His latest exhibition, entitled The Journey, is made up of strikingly observant scenes from everyday life, which are dotted throughout the Alley Arts Centre’s exhibition space, giving any reality TV show a run for its money: it's dramatic, eye-catching and thought-provoking.
The Mayo-based artist also took some inspiration from WH Auden’s poetry. In particular, the theme of ‘The Watchers’ is something Pilbro has been analysing for a number of years – the dilemmas and drama which arise from everyday life.
Having studied at The Slade School of Fine Art and Croydon Art College in London, Pilbro’s work has been displayed in Europe and has won several awards both at home and abroad.
It is easy to see why. Viewing his work is an interesting, enlightening and somewhat addictive experience. Pilbro’s intention was to make the exhibition as life-like as possible and it is a great achievement.
Spectators can expect to view the work as if they were strolling down the street or peering through a window whilst enjoying a cup of coffee, deep in thought; an on-looker catching glimpses of situations, snippets of conversations and scenes, seeing things through the corner of their eye.
Some of the scenarios are quite dream-like, but most of the work features ordinary looking people doing quite ordinary things. The viewpoint continually changes as you travel through the exhibition space, giving the impression of continuous drama. Pilbro’s skill as an artist is commendable; his pieces keep the viewer on their toes.
In many of the paintings here, Pilbro breaks up the surface and uses multiple perspectives and a variety of materials to create unexpected paint effects and some very obscure but fascinating images.
The most interesting aspect of his work is often the activity taking place in the background.
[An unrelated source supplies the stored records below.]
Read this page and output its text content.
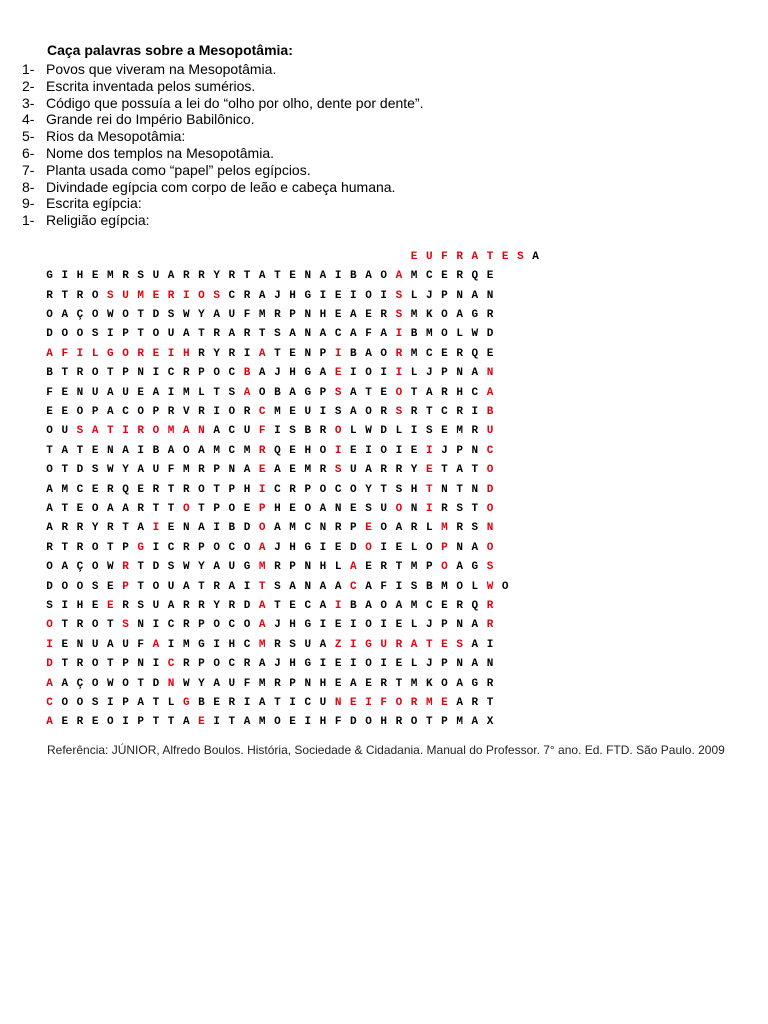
Caça palavras sobre a Mesopotâmia:
1- Povos que viveram na Mesopotâmia.
2- Escrita inventada pelos sumérios.
3- Código que possuía a lei do “olho por olho, dente por dente”.
4- Grande rei do Império Babilônico.
5- Rios da Mesopotâmia:
6- Nome dos templos na Mesopotâmia.
7- Planta usada como “papel” pelos egípcios.
8- Divindade egípcia com corpo de leão e cabeça humana.
9- Escrita egípcia:
1- Religião egípcia:
E U F R A T E S A
G I H E M R S U A R R Y R T A T E N A I B A O A M C E R Q E
R T R O S U M E R I O S C R A J H G I E I O I S L J P N A N
O A Ç O W O T D S W Y A U F M R P N H E A E R S M K O A G R
D O O S I P T O U A T R A R T S A N A C A F A I B M O L W D
A F I L G O R E I H R Y R I A T E N P I B A O R M C E R Q E
B T R O T P N I C R P O C B A J H G A E I O I I L J P N A N
F E N U A U E A I M L T S A O B A G P S A T E O T A R H C A
E E O P A C O P R V R I O R C M E U I S A O R S R T C R I B
O U S A T I R O M A N A C U F I S B R O L W D L I S E M R U
T A T E N A I B A O A M C M R Q E H O I E I O I E I J P N C
O T D S W Y A U F M R P N A E A E M R S U A R R Y E T A T O
A M C E R Q E R T R O T P H I C R P O C O Y T S H T N T N D
A T E O A A R T T O T P O E P H E O A N E S U O N I R S T O
A R R Y R T A I E N A I B D O A M C N R P E O A R L M R S N
R T R O T P G I C R P O C O A J H G I E D O I E L O P N A O
O A Ç O W R T D S W Y A U G M R P N H L A E R T M P O A G S
D O O S E P T O U A T R A I T S A N A A C A F I S B M O L W O
S I H E E R S U A R R Y R D A T E C A I B A O A M C E R Q R
O T R O T S N I C R P O C O A J H G I E I O I E L J P N A R
I E N U A U F A I M G I H C M R S U A Z I G U R A T E S A I
D T R O T P N I C R P O C R A J H G I E I O I E L J P N A N
A A Ç O W O T D N W Y A U F M R P N H E A E R T M K O A G R
C O O S I P A T L G B E R I A T I C U N E I F O R M E A R T
A E R E O I P T T A E I T A M O E I H F D O H R O T P M A X
Referência: JÚNIOR, Alfredo Boulos. História, Sociedade & Cidadania. Manual do Professor. 7° ano. Ed. FTD. São Paulo. 2009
Ambiguous figures or objects are found lurking behind the main focus of the image, such as blindfolded men, darkened individuals climbing staircases, and eerily lit houses, all adding to the drama and heightening curiosity.
While you might expect there to be an overall narrative or story behind The Journey, the pieces on display do not appear to be connected. As such, we are to view each situation as a stand-alone event, it seems.
Some of the titles highlight the vast array of themes Pilbro attempts to address in the exhibition, ranging from ‘The Father and Son’, to ‘The Window Cleaner and the Kite (the Immaculate Conception)’, and ‘The Refuge’.
The work is all available for sale, and prices range from £350 to £800. While they do seem quite expensive, bear in mind that the lucky owner will have the opportunity to people watch from the comfort of their own living room.
The Journey runs at The Alley Arts Centre, Strabane, until Friday, August 19.